Wir sind in ständiger Verbindung mit dem, was uns umgibt, von Anfang an, indem wir mitschwingen. Womit wir im Einzelnen mitschwingen, ist individuell verschieden, und Schwingen ist immer geprägt durch Dynamik, also Abweichungen. Mit einer Flatline können wir nicht mitschwingen. Wir schwingen uns auf unsere Mitmenschen ein, wir spiegeln ihren Tonfall, ihre Bewegungen, ihre Energie. Wir takten mit den Tageszeiten, mit den Jahreszeiten, mit der Erdumdrehung, mit den Lichtverhältnissen, mit den Aktivitäten unserer Organe (Biorhythmus).

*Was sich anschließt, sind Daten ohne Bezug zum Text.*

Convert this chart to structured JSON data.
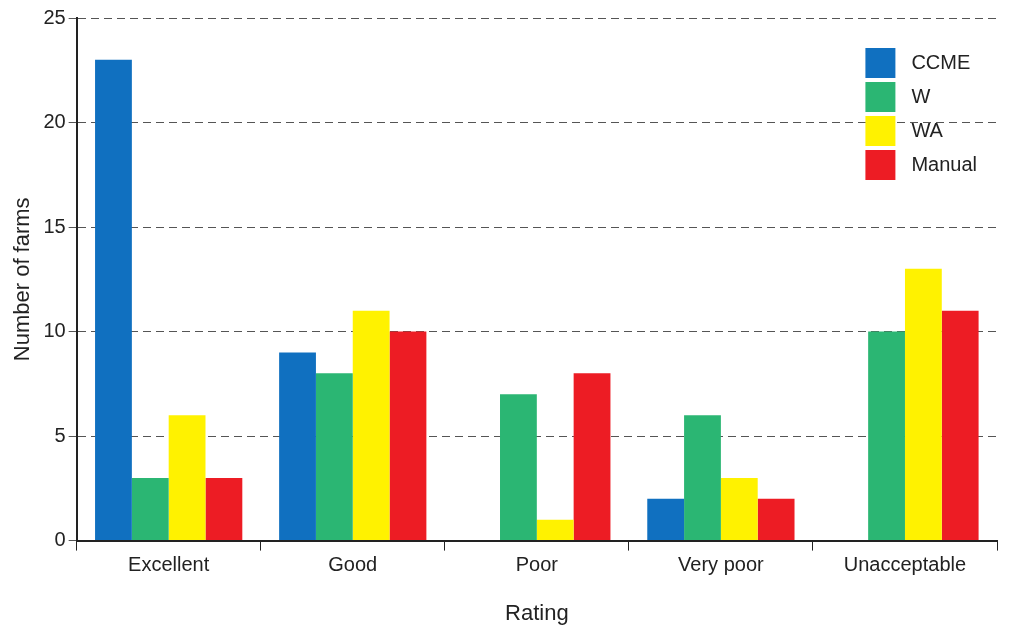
{
  "chart_data": {
    "type": "bar",
    "xlabel": "Rating",
    "ylabel": "Number of farms",
    "categories": [
      "Excellent",
      "Good",
      "Poor",
      "Very poor",
      "Unacceptable"
    ],
    "series": [
      {
        "name": "CCME",
        "color": "#1070c0",
        "values": [
          23,
          9,
          0,
          2,
          0
        ]
      },
      {
        "name": "W",
        "color": "#2bb673",
        "values": [
          3,
          8,
          7,
          6,
          10
        ]
      },
      {
        "name": "WA",
        "color": "#fff200",
        "values": [
          6,
          11,
          1,
          3,
          13
        ]
      },
      {
        "name": "Manual",
        "color": "#ed1c24",
        "values": [
          3,
          10,
          8,
          2,
          11
        ]
      }
    ],
    "ylim": [
      0,
      25
    ],
    "yticks": [
      0,
      5,
      10,
      15,
      20,
      25
    ],
    "grid": "y",
    "legend": "top right"
  }
}
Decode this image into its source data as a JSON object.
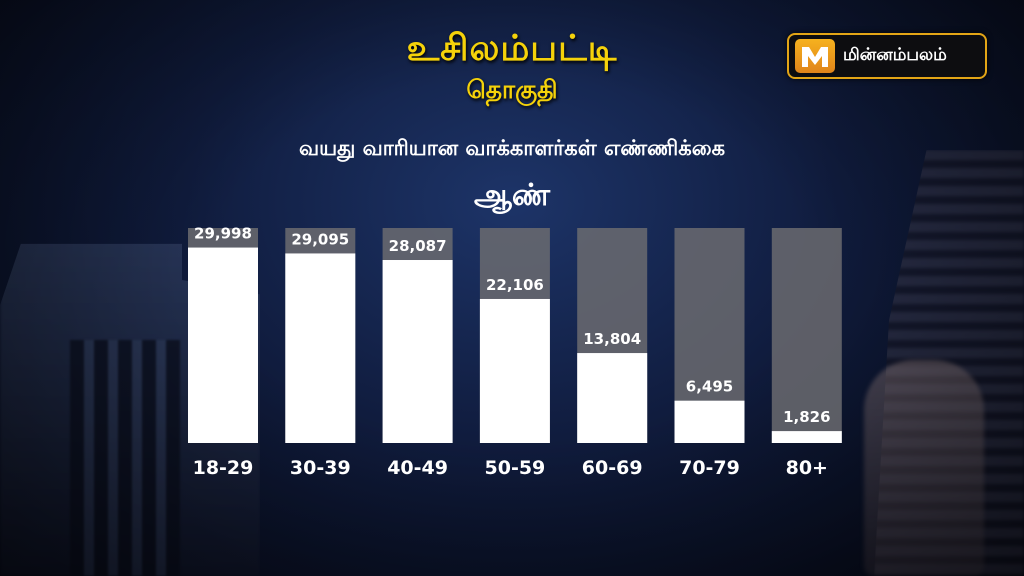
{
  "header": {
    "title": "உசிலம்பட்டி",
    "subtitle": "தொகுதி",
    "chart_caption": "வயது வாரியான வாக்காளர்கள் எண்ணிக்கை",
    "gender_label": "ஆண்"
  },
  "logo": {
    "text": "மின்னம்பலம்",
    "icon": "m-logo-icon",
    "accent": "#f6b21e"
  },
  "chart_data": {
    "type": "bar",
    "title": "வயது வாரியான வாக்காளர்கள் எண்ணிக்கை",
    "categories": [
      "18-29",
      "30-39",
      "40-49",
      "50-59",
      "60-69",
      "70-79",
      "80+"
    ],
    "values": [
      29998,
      29095,
      28087,
      22106,
      13804,
      6495,
      1826
    ],
    "value_labels": [
      "29,998",
      "29,095",
      "28,087",
      "22,106",
      "13,804",
      "6,495",
      "1,826"
    ],
    "ylim": [
      0,
      33000
    ],
    "grid": false,
    "legend": "none",
    "colors": {
      "bar": "#ffffff",
      "track": "#6b6b70",
      "label": "#ffffff",
      "title": "#f5d20a"
    }
  }
}
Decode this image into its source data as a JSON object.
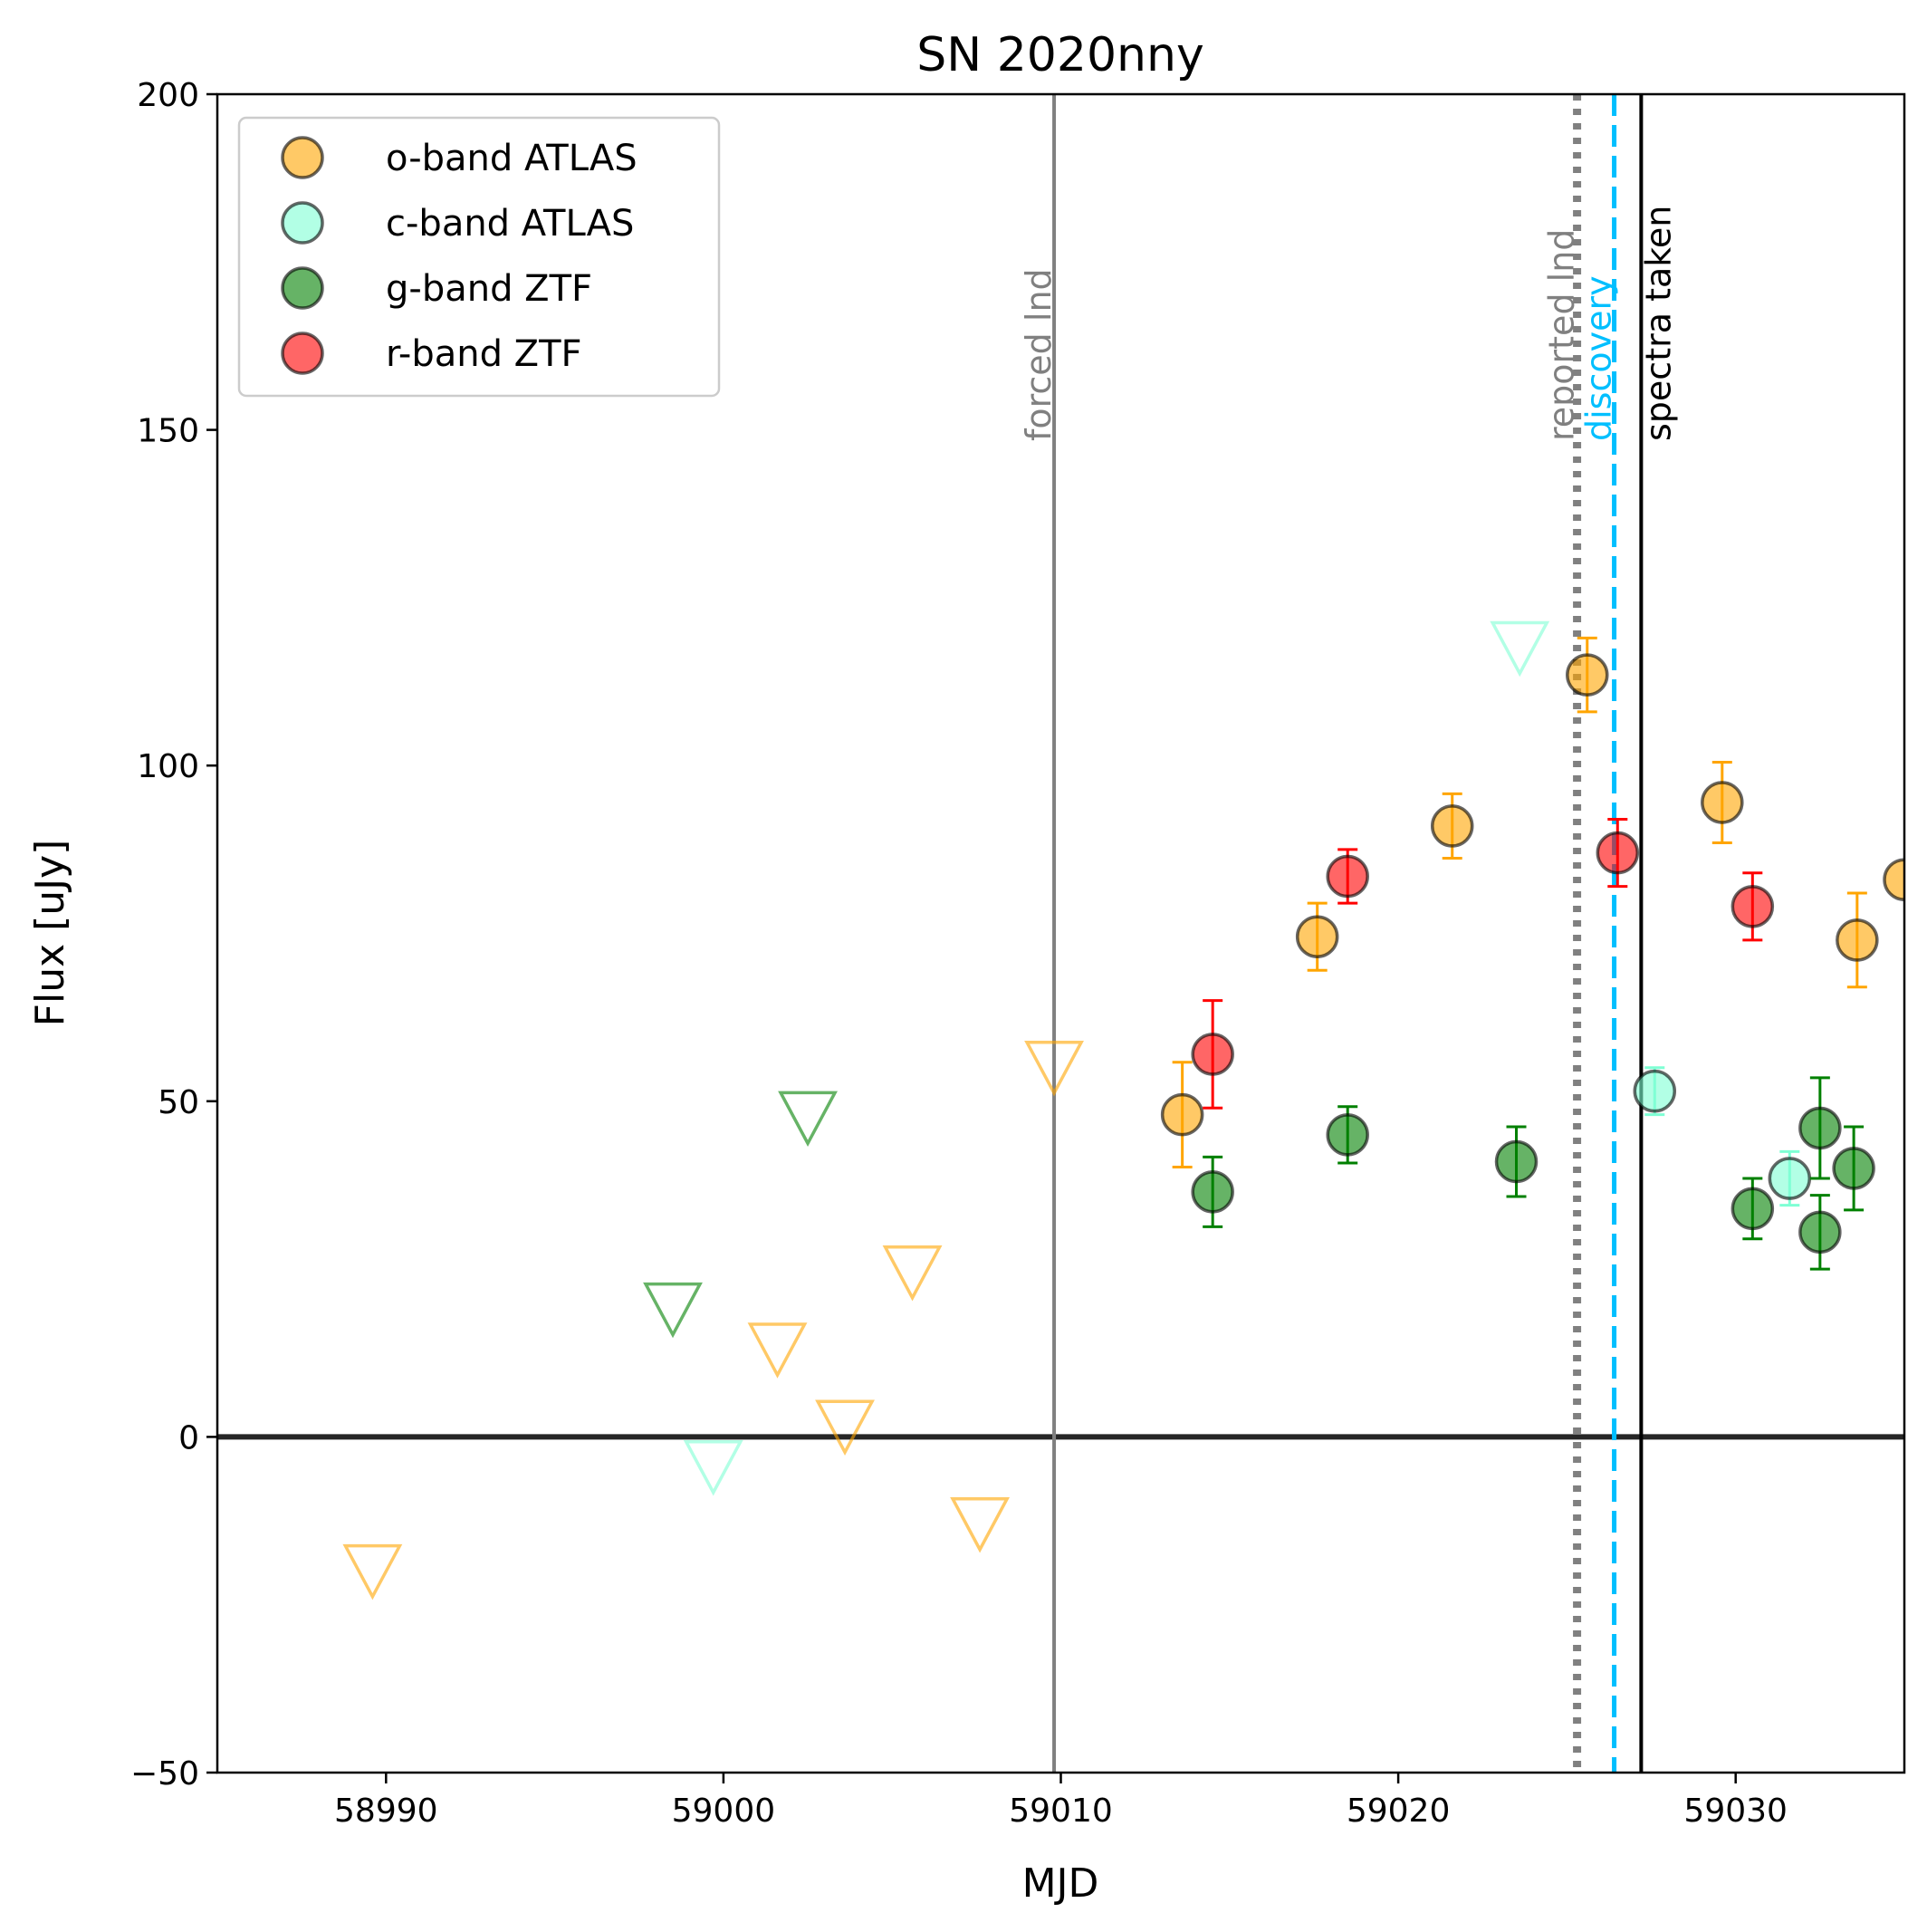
{
  "chart_data": {
    "type": "scatter",
    "title": "SN 2020nny",
    "xlabel": "MJD",
    "ylabel": "Flux [uJy]",
    "xlim": [
      58985,
      59035
    ],
    "ylim": [
      -50,
      200
    ],
    "xticks": [
      58990,
      59000,
      59010,
      59020,
      59030
    ],
    "yticks": [
      -50,
      0,
      50,
      100,
      150,
      200
    ],
    "legend_position": "upper-left",
    "series": [
      {
        "name": "o-band ATLAS",
        "color": "#ffa500",
        "detections": [
          {
            "x": 59013.6,
            "y": 48,
            "err": 7.8
          },
          {
            "x": 59017.6,
            "y": 74.5,
            "err": 5
          },
          {
            "x": 59021.6,
            "y": 91,
            "err": 4.8
          },
          {
            "x": 59025.6,
            "y": 113.5,
            "err": 5.5
          },
          {
            "x": 59029.6,
            "y": 94.5,
            "err": 6
          },
          {
            "x": 59033.6,
            "y": 74,
            "err": 7
          },
          {
            "x": 59035.0,
            "y": 83,
            "err": 0
          }
        ],
        "upper_limits": [
          {
            "x": 58989.6,
            "y": -20
          },
          {
            "x": 59001.6,
            "y": 13
          },
          {
            "x": 59003.6,
            "y": 1.5
          },
          {
            "x": 59005.6,
            "y": 24.5
          },
          {
            "x": 59007.6,
            "y": -13
          },
          {
            "x": 59009.8,
            "y": 55
          }
        ]
      },
      {
        "name": "c-band ATLAS",
        "color": "#7fffd4",
        "detections": [
          {
            "x": 59027.6,
            "y": 51.5,
            "err": 3.5
          },
          {
            "x": 59031.6,
            "y": 38.5,
            "err": 4
          }
        ],
        "upper_limits": [
          {
            "x": 58999.7,
            "y": -4.5
          },
          {
            "x": 59023.6,
            "y": 117.5
          }
        ]
      },
      {
        "name": "g-band ZTF",
        "color": "#008000",
        "detections": [
          {
            "x": 59014.5,
            "y": 36.5,
            "err": 5.2
          },
          {
            "x": 59018.5,
            "y": 45,
            "err": 4.2
          },
          {
            "x": 59023.5,
            "y": 41,
            "err": 5.2
          },
          {
            "x": 59030.5,
            "y": 34,
            "err": 4.5
          },
          {
            "x": 59032.5,
            "y": 46,
            "err": 7.5
          },
          {
            "x": 59032.5,
            "y": 30.5,
            "err": 5.5
          },
          {
            "x": 59033.5,
            "y": 40,
            "err": 6.2
          }
        ],
        "upper_limits": [
          {
            "x": 58998.5,
            "y": 19
          },
          {
            "x": 59002.5,
            "y": 47.5
          }
        ]
      },
      {
        "name": "r-band ZTF",
        "color": "#ff0000",
        "detections": [
          {
            "x": 59014.5,
            "y": 57,
            "err": 8
          },
          {
            "x": 59018.5,
            "y": 83.5,
            "err": 4
          },
          {
            "x": 59026.5,
            "y": 87,
            "err": 5
          },
          {
            "x": 59030.5,
            "y": 79,
            "err": 5
          }
        ],
        "upper_limits": []
      }
    ],
    "vlines": [
      {
        "x": 59009.8,
        "label": "forced lnd",
        "color": "#808080",
        "style": "solid"
      },
      {
        "x": 59025.3,
        "label": "reported lnd",
        "color": "#808080",
        "style": "dotted"
      },
      {
        "x": 59026.4,
        "label": "discovery",
        "color": "#00bfff",
        "style": "dashed"
      },
      {
        "x": 59027.2,
        "label": "spectra taken",
        "color": "#000000",
        "style": "solid"
      }
    ],
    "hline": {
      "y": 0,
      "color": "#262626"
    }
  }
}
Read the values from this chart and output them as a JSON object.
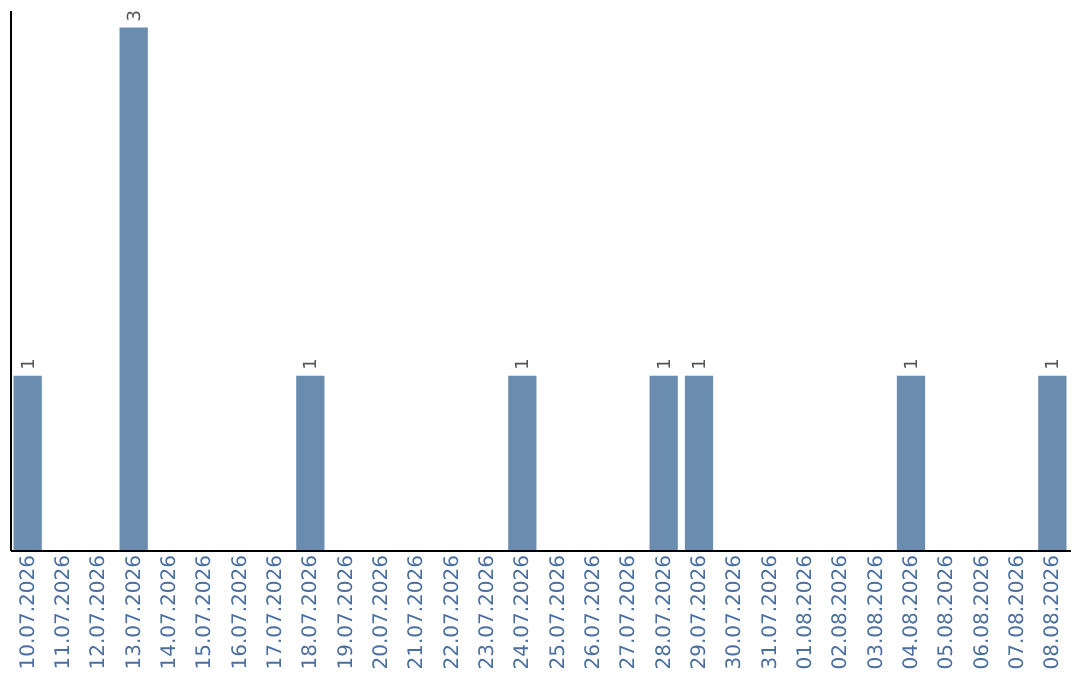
{
  "chart_data": {
    "type": "bar",
    "categories": [
      "10.07.2026",
      "11.07.2026",
      "12.07.2026",
      "13.07.2026",
      "14.07.2026",
      "15.07.2026",
      "16.07.2026",
      "17.07.2026",
      "18.07.2026",
      "19.07.2026",
      "20.07.2026",
      "21.07.2026",
      "22.07.2026",
      "23.07.2026",
      "24.07.2026",
      "25.07.2026",
      "26.07.2026",
      "27.07.2026",
      "28.07.2026",
      "29.07.2026",
      "30.07.2026",
      "31.07.2026",
      "01.08.2026",
      "02.08.2026",
      "03.08.2026",
      "04.08.2026",
      "05.08.2026",
      "06.08.2026",
      "07.08.2026",
      "08.08.2026"
    ],
    "values": [
      1,
      0,
      0,
      3,
      0,
      0,
      0,
      0,
      1,
      0,
      0,
      0,
      0,
      0,
      1,
      0,
      0,
      0,
      1,
      1,
      0,
      0,
      0,
      0,
      0,
      1,
      0,
      0,
      0,
      1
    ],
    "value_labels": [
      "1",
      null,
      null,
      "3",
      null,
      null,
      null,
      null,
      "1",
      null,
      null,
      null,
      null,
      null,
      "1",
      null,
      null,
      null,
      "1",
      "1",
      null,
      null,
      null,
      null,
      null,
      "1",
      null,
      null,
      null,
      "1"
    ],
    "color": "#6a8caf",
    "ylim": [
      0,
      3.1
    ],
    "tick_labels": "x",
    "grid": false
  }
}
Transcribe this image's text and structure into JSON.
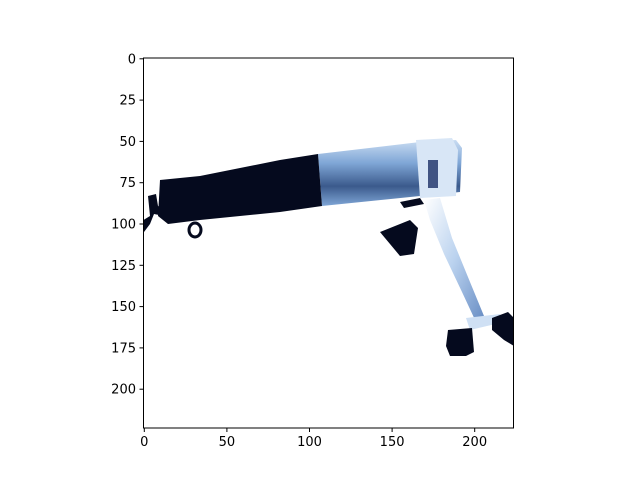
{
  "image": {
    "subject": "tool-photo",
    "colors": {
      "handle": "#050a1e",
      "barrel_dark": "#3b5a8c",
      "barrel_mid": "#7fa6d6",
      "barrel_light": "#c9dcf2",
      "stand": "#b7d0ee",
      "background": "#ffffff"
    }
  },
  "axes": {
    "x_ticks": [
      "0",
      "50",
      "100",
      "150",
      "200"
    ],
    "y_ticks": [
      "0",
      "25",
      "50",
      "75",
      "100",
      "125",
      "150",
      "175",
      "200"
    ],
    "xlim": [
      0,
      224
    ],
    "ylim": [
      224,
      0
    ]
  }
}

Die saisonal immer wiederkehrenden Farben in der Mode greifen diesen Mechanismus auf, wir wollen uns auch im Außen an die Verhältnisse anpassen.

Zusammenhängende Tonfolgen, also Musik, wird oft als das verbindende Medium zwischen Menschen, Völkern und Nationen beschrieben. Wenn wir in Verbindung mit einem Rhythmus gehen, fantasieren Neurotypische darüber eine Verbindung zu den Menschen, die sich zu dem gleichen Rhythmus bewegen und in ihm mitschwingen – Synchronizität als Kriterium für Verbindung oder gar Einssein.

Reiten triggert einen ähnlichen Mechanismus. Schon vorgeburtlich werden wir durch die Schritte der Mutter wiegend getragen. Später, als Kleinkinder, würden wir als Traglinge natürlicherweise auf der Hüfte der Mutter sitzen und die Beine um ihren Körper schlingen. Bewegt sich ein Pferd unter uns und wir können mitschwingen, fühlen wir uns angenommen. Wir glauben, in Verbindung zu sein, ohne auf das tragende Wesen achten zu müssen, was zum Erfolg von Reittherapien beiträgt, aber leider auch zu Fehleinschätzungen der Pferdebefindlichkeit führen kann.

Dadurch, dass wir für die Funktionsfähigkeit unserer Wahrnehmung Lücken oder Synkopen brauchen, ist unsere Wahrnehmung zwar immer gefüllt, aber nie vollständig. Auch unsere visuelle Wahrnehmung zeigt uns nicht alles, obwohl wir in der Illusion leben, alles zu sehen. Wir blinzeln an die zwanzigmal pro Minute, und mit jedem Lidschlag erzeugen wir eine visuelle Wahrnehmungslücke. Wir überbrücken sie mit Erwartungsbildern, die wir verknüpfen mit den zuletzt gesehenen Bildern, den Nachbildern. Und/oder wir verknüpfen die Erwartungsbilder mit Bildern aus unserer Erinnerung, wenn früher Erlebtes getriggert wurde. Diese Fähigkeit zu Erwartungsbildern, die die Lücken in der Wahrnehmung füllen und uns suggerieren, unser Sehen zeige uns einen zusammenhängenden Film, ist eine Grundvoraussetzung einerseits für die Vorstellung von Zukunft, zum anderen für Fantasie.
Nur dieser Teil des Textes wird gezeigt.